Cooperative transmission over relay networks holds great promise for improving the network performance to meet the needs for a wide range of applications, including sensor, vehicle and energy-efficient networks. Performance gains through cooperation have been well studied, and there is a gamut great amount of results demonstrating the coverage, diversity, multiplexing and/or energy gains of cooperative transmissions. In parallel, cooperation has also been studied extensively under the guise of distributed data compression, where correlation among signals at distant terminals is exploited to reduce the required compression rates. The main focus of this paper is to exploit cooperation in both domains, via the novel technique of cooperative joint source-channel coding.
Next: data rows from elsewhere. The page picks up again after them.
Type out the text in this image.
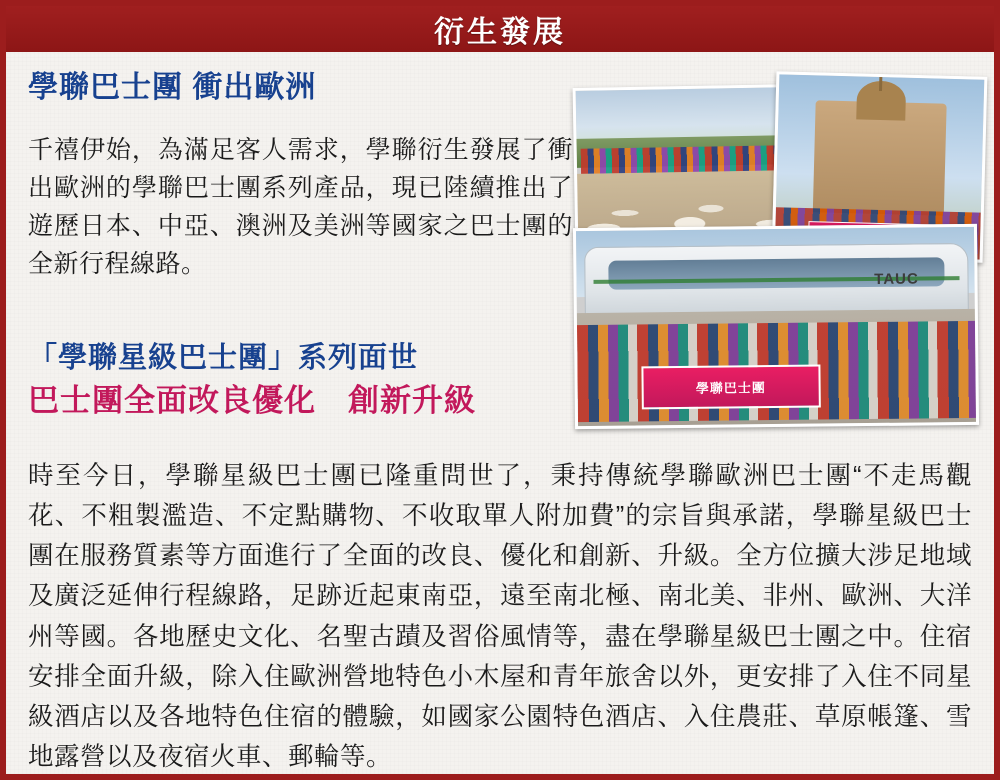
衍生發展
學聯巴士團 衝出歐洲

千禧伊始，為滿足客人需求，學聯衍生發展了衝出歐洲的學聯巴士團系列產品，現已陸續推出了遊歷日本、中亞、澳洲及美洲等國家之巴士團的全新行程線路。

「學聯星級巴士團」系列面世
巴士團全面改良優化　創新升級

時至今日，學聯星級巴士團已隆重問世了，秉持傳統學聯歐洲巴士團“不走馬觀花、不粗製濫造、不定點購物、不收取單人附加費”的宗旨與承諾，學聯星級巴士團在服務質素等方面進行了全面的改良、優化和創新、升級。全方位擴大涉足地域及廣泛延伸行程線路，足跡近起東南亞，遠至南北極、南北美、非州、歐洲、大洋州等國。各地歷史文化、名聖古蹟及習俗風情等，盡在學聯星級巴士團之中。住宿安排全面升級，除入住歐洲營地特色小木屋和青年旅舍以外，更安排了入住不同星級酒店以及各地特色住宿的體驗，如國家公園特色酒店、入住農莊、草原帳篷、雪地露營以及夜宿火車、郵輪等。

TAUC
學聯巴士團
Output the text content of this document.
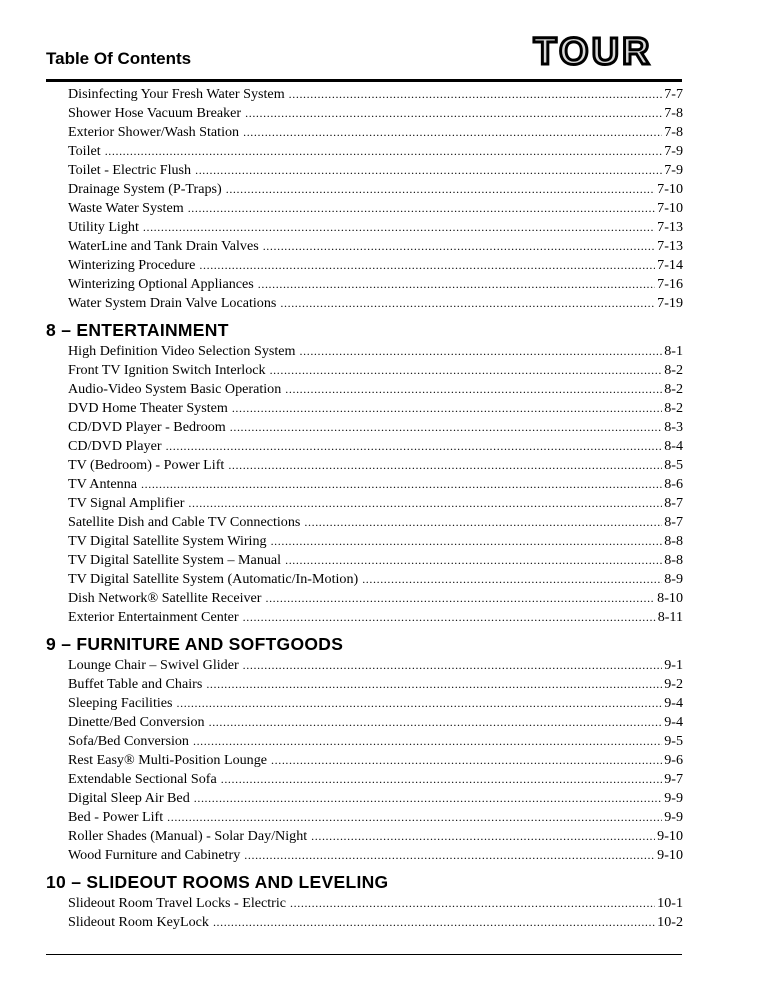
Table Of Contents	TOUR
Disinfecting Your Fresh Water System .....	7-7
Shower Hose Vacuum Breaker .....	7-8
Exterior Shower/Wash Station .....	7-8
Toilet .....	7-9
Toilet - Electric Flush .....	7-9
Drainage System (P-Traps) .....	7-10
Waste Water System .....	7-10
Utility Light .....	7-13
WaterLine and Tank Drain Valves .....	7-13
Winterizing Procedure .....	7-14
Winterizing Optional Appliances .....	7-16
Water System Drain Valve Locations .....	7-19
8 – ENTERTAINMENT
High Definition Video Selection System .....	8-1
Front TV Ignition Switch Interlock .....	8-2
Audio-Video System Basic Operation .....	8-2
DVD Home Theater System .....	8-2
CD/DVD Player - Bedroom .....	8-3
CD/DVD Player .....	8-4
TV (Bedroom) - Power Lift .....	8-5
TV Antenna .....	8-6
TV Signal Amplifier .....	8-7
Satellite Dish and Cable TV Connections .....	8-7
TV Digital Satellite System Wiring .....	8-8
TV Digital Satellite System – Manual .....	8-8
TV Digital Satellite System (Automatic/In-Motion) .....	8-9
Dish Network® Satellite Receiver .....	8-10
Exterior Entertainment Center .....	8-11
9 – FURNITURE AND SOFTGOODS
Lounge Chair – Swivel Glider .....	9-1
Buffet Table and Chairs .....	9-2
Sleeping Facilities .....	9-4
Dinette/Bed Conversion .....	9-4
Sofa/Bed Conversion .....	9-5
Rest Easy® Multi-Position Lounge .....	9-6
Extendable Sectional Sofa .....	9-7
Digital Sleep Air Bed .....	9-9
Bed - Power Lift .....	9-9
Roller Shades (Manual) - Solar Day/Night .....	9-10
Wood Furniture and Cabinetry .....	9-10
10 – SLIDEOUT ROOMS AND LEVELING
Slideout Room Travel Locks - Electric .....	10-1
Slideout Room KeyLock .....	10-2
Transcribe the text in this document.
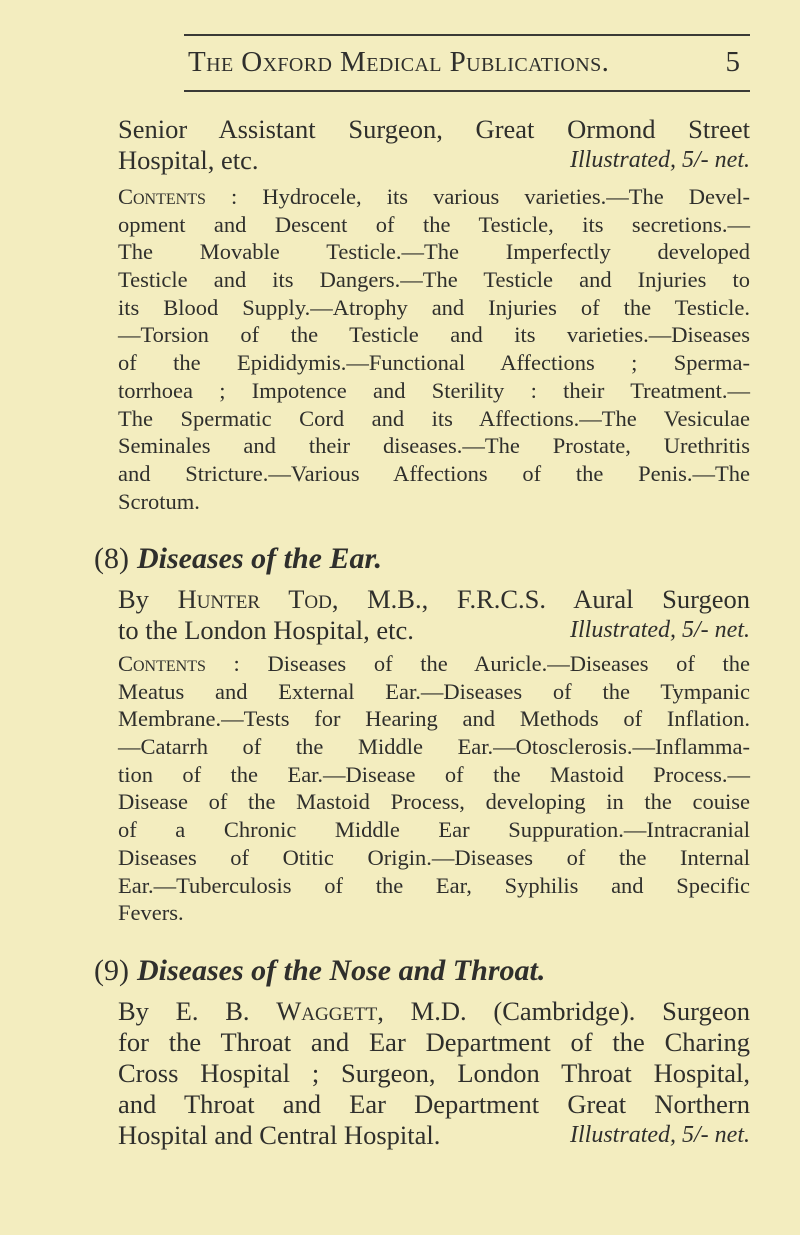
The Oxford Medical Publications.	5
Senior Assistant Surgeon, Great Ormond Street
Hospital, etc.	Illustrated, 5/- net.
Contents : Hydrocele, its various varieties.—The Devel-
opment and Descent of the Testicle, its secretions.—
The Movable Testicle.—The Imperfectly developed
Testicle and its Dangers.—The Testicle and Injuries to
its Blood Supply.—Atrophy and Injuries of the Testicle.
—Torsion of the Testicle and its varieties.—Diseases
of the Epididymis.—Functional Affections ; Sperma-
torrhoea ; Impotence and Sterility : their Treatment.—
The Spermatic Cord and its Affections.—The Vesiculae
Seminales and their diseases.—The Prostate, Urethritis
and Stricture.—Various Affections of the Penis.—The
Scrotum.
(8) Diseases of the Ear.
By Hunter Tod, M.B., F.R.C.S. Aural Surgeon
to the London Hospital, etc.	Illustrated, 5/- net.
Contents : Diseases of the Auricle.—Diseases of the
Meatus and External Ear.—Diseases of the Tympanic
Membrane.—Tests for Hearing and Methods of Inflation.
—Catarrh of the Middle Ear.—Otosclerosis.—Inflamma-
tion of the Ear.—Disease of the Mastoid Process.—
Disease of the Mastoid Process, developing in the couise
of a Chronic Middle Ear Suppuration.—Intracranial
Diseases of Otitic Origin.—Diseases of the Internal
Ear.—Tuberculosis of the Ear, Syphilis and Specific
Fevers.
(9) Diseases of the Nose and Throat.
By E. B. Waggett, M.D. (Cambridge). Surgeon
for the Throat and Ear Department of the Charing
Cross Hospital ; Surgeon, London Throat Hospital,
and Throat and Ear Department Great Northern
Hospital and Central Hospital.	Illustrated, 5/- net.
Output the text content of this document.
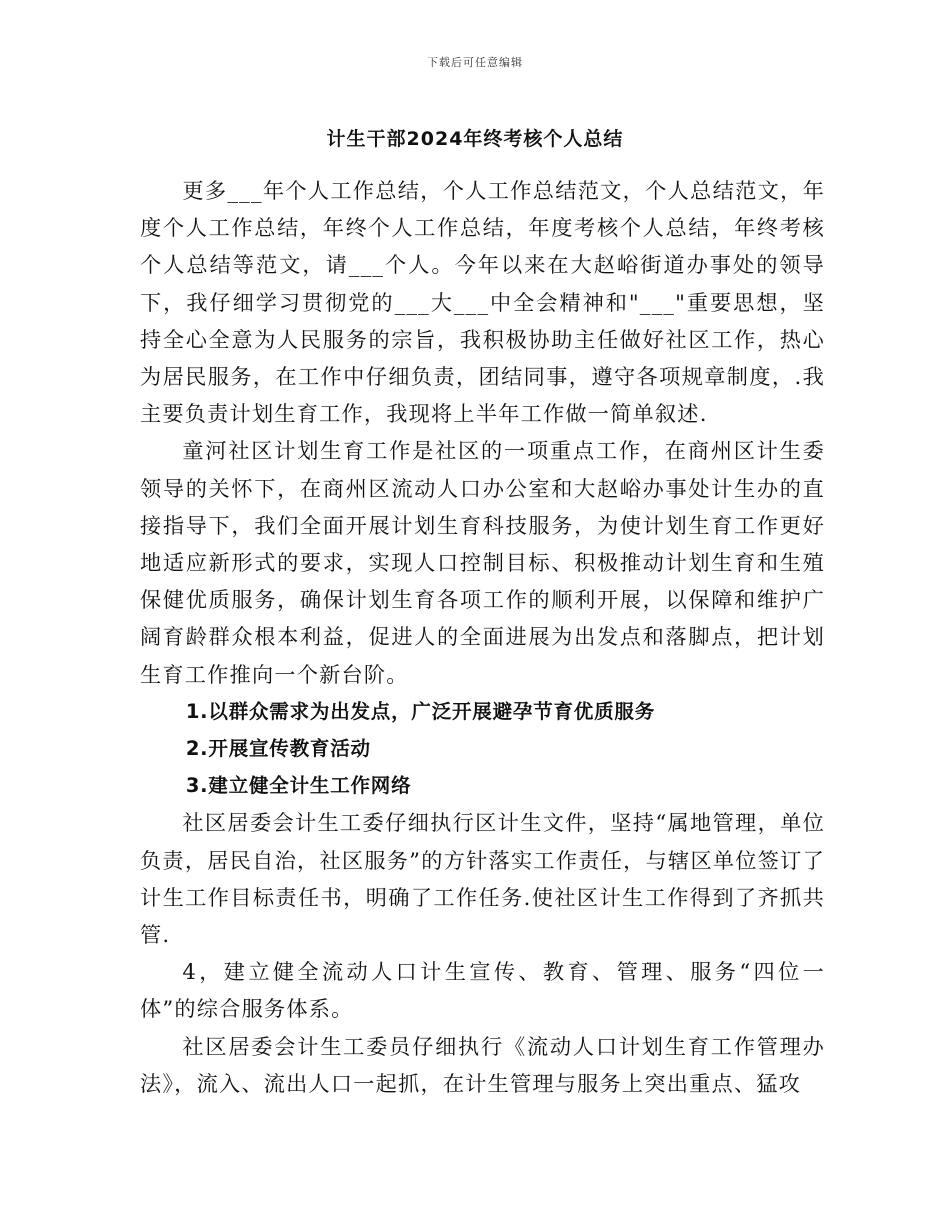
下载后可任意编辑
计生干部2024年终考核个人总结

更多___年个人工作总结，个人工作总结范文，个人总结范文，年度个人工作总结，年终个人工作总结，年度考核个人总结，年终考核个人总结等范文，请___个人。今年以来在大赵峪街道办事处的领导下，我仔细学习贯彻党的___大___中全会精神和"___"重要思想，坚持全心全意为人民服务的宗旨，我积极协助主任做好社区工作，热心为居民服务，在工作中仔细负责，团结同事，遵守各项规章制度，.我主要负责计划生育工作，我现将上半年工作做一简单叙述.

童河社区计划生育工作是社区的一项重点工作，在商州区计生委领导的关怀下，在商州区流动人口办公室和大赵峪办事处计生办的直接指导下，我们全面开展计划生育科技服务，为使计划生育工作更好地适应新形式的要求，实现人口控制目标、积极推动计划生育和生殖保健优质服务，确保计划生育各项工作的顺利开展，以保障和维护广阔育龄群众根本利益，促进人的全面进展为出发点和落脚点，把计划生育工作推向一个新台阶。

1.以群众需求为出发点，广泛开展避孕节育优质服务

2.开展宣传教育活动

3.建立健全计生工作网络

社区居委会计生工委仔细执行区计生文件，坚持“属地管理，单位负责，居民自治，社区服务”的方针落实工作责任，与辖区单位签订了计生工作目标责任书，明确了工作任务.使社区计生工作得到了齐抓共管.

4，建立健全流动人口计生宣传、教育、管理、服务“四位一体”的综合服务体系。

社区居委会计生工委员仔细执行《流动人口计划生育工作管理办法》，流入、流出人口一起抓，在计生管理与服务上突出重点、猛攻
Today sensors and sensor networks are becoming pervasive, users ubiquitously take photos and record videos at events, share and exchange these over social networks, and thousand of users interact through virtual reality worlds. The data generated in all these applications are highly correlated, yet current network architectures have no means to exploit this correlation. Cooperative transmission schemes generally focus on the channel coding and networking aspects, and correlation among the data is largely ignored. In this paper, the authors have outlined a joint source-channel cooperative transmission scheme for large relay networks, in order to exploit correlated side information at the relay terminals together with the classical channel cooperation gains.
In large relay networks, exploiting the availability of correlated data at the relay nodes is challenging. The quality of the side information at the relays can be different, and is not necessarily aligned with the quality of their received signals. In this paper, the authors have considered the decode-and-forward scheme, in which the source signal is decoded by all the cooperating relay terminals. The authors have introduced two different source-channel cooperation schemes, based on sliding-window decoding and backward decoding, respectively. While the two achieve the same performance in terms of the source samples that can be transmitted per channel use, i.e., the source-channel code rate, they have different trade-offs in terms of delay and complexity. While backward decoding relies on separate source and channel coding/decoding, sliding-window decoding scheme uses joint decoding.